Abstract: In this paper, the third in a series, we continue to study the generalized Lam\'{e} equation H$(n_0,n_1,n_2,n_3;B)$ with the Darboux-Treibich-Verdier potential \begin{equation*} y^{\prime \prime }(z)=\bigg[ \sum_{k=0}^{3}n_{k}(n_{k}+1)\wp(z+\tfrac{ \omega_{k}}{2}|\tau)+B\bigg] y(z),\quad n_{k}\in \mathbb{Z}{\geq0} \end{equation*} and a related linear ODE with additional singularities $\pm p$ from the monodromy aspect.We establish the uniqueness of these ODEs with respect to the global monodromy data.

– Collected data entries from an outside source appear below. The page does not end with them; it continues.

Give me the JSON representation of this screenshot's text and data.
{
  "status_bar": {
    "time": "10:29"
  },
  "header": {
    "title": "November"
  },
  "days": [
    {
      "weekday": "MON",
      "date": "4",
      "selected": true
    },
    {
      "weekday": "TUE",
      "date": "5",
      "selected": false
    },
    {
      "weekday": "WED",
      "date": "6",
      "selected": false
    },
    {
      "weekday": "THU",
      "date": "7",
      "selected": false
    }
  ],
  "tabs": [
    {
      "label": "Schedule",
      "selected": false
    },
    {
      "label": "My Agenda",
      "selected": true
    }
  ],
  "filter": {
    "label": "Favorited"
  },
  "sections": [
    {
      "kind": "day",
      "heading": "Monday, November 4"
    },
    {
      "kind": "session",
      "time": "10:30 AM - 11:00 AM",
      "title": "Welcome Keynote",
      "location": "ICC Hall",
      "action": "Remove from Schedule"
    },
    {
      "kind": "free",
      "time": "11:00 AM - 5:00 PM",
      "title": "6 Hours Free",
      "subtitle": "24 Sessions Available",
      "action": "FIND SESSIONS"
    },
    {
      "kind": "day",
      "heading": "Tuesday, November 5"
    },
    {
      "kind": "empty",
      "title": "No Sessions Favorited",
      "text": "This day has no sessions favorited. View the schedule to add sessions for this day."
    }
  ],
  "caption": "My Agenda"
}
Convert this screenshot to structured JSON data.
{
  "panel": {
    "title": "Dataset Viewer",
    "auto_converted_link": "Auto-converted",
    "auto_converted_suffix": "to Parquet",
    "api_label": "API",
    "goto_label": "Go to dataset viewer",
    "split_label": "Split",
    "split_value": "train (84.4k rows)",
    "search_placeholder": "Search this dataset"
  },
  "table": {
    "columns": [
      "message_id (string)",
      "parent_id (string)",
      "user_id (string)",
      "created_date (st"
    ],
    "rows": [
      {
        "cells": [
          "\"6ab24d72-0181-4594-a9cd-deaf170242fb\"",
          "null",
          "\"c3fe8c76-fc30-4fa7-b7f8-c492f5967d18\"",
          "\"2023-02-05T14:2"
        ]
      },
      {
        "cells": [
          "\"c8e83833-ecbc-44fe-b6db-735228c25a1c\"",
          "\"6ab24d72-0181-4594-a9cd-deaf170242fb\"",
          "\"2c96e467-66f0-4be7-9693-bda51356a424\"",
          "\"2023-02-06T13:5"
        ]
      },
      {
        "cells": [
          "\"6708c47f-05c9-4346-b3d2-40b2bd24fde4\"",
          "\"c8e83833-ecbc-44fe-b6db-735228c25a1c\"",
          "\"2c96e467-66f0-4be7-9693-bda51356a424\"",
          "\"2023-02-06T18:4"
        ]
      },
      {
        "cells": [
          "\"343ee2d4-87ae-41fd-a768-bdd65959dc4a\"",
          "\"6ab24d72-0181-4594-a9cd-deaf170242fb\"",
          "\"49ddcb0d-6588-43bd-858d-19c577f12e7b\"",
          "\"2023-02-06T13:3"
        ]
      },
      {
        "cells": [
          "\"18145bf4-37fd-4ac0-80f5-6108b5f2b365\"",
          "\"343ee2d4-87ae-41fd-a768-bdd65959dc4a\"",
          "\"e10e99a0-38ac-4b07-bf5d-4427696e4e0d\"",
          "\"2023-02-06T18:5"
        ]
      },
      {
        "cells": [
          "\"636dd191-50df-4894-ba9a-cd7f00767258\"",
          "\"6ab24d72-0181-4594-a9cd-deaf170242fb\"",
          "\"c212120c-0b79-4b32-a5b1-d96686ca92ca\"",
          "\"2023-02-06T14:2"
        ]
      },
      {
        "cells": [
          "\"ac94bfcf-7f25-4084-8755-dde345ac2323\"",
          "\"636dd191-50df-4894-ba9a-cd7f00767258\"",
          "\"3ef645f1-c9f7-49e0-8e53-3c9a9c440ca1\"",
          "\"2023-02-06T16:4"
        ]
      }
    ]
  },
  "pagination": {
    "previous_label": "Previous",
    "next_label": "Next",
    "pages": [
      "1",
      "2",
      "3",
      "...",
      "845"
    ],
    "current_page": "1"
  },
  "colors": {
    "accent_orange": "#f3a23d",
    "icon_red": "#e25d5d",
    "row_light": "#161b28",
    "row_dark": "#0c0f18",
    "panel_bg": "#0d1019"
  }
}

Surprisingly, our result shows that the Riemann-Hilbert correspondence from the set [{\text{H}(n_0,n_1,n_2,n_3;B)|B\in\mathbb{C}}\cup {\text{H}(n_0+2,n_1,n_2,n_3;B) | B\in\mathbb{C}}] to the set of group representations $\rho:\pi_1(E{\tau})\to SL(2,\mathbb{C})$ is one-to-one. We emphasize that this result is not trivial at all. There is an example that for $\tau=\frac12+i\frac{\sqrt{3}}{2}$, there are $B_1,B_2$ such that the monodromy representations of H$(1,0,0,0;B_1)$ and H$(4,0,0,0;B_2)$ are {\bf the same}, namely the Riemann-Hilbert correspondence from the set [{\text{H}(n_0,n_1,n_2,n_3;B)|B\in\mathbb{C}}\cup {\text{H}(n_0+3,n_1,n_2,n_3;B) | B\in\mathbb{C}}] to the set of group representations is {\bf not} necessarily one-to-one. This example shows that our result is completely different from the classical one concerning linear ODEs defined on $\mathbb{CP}^1$ with finite singularities.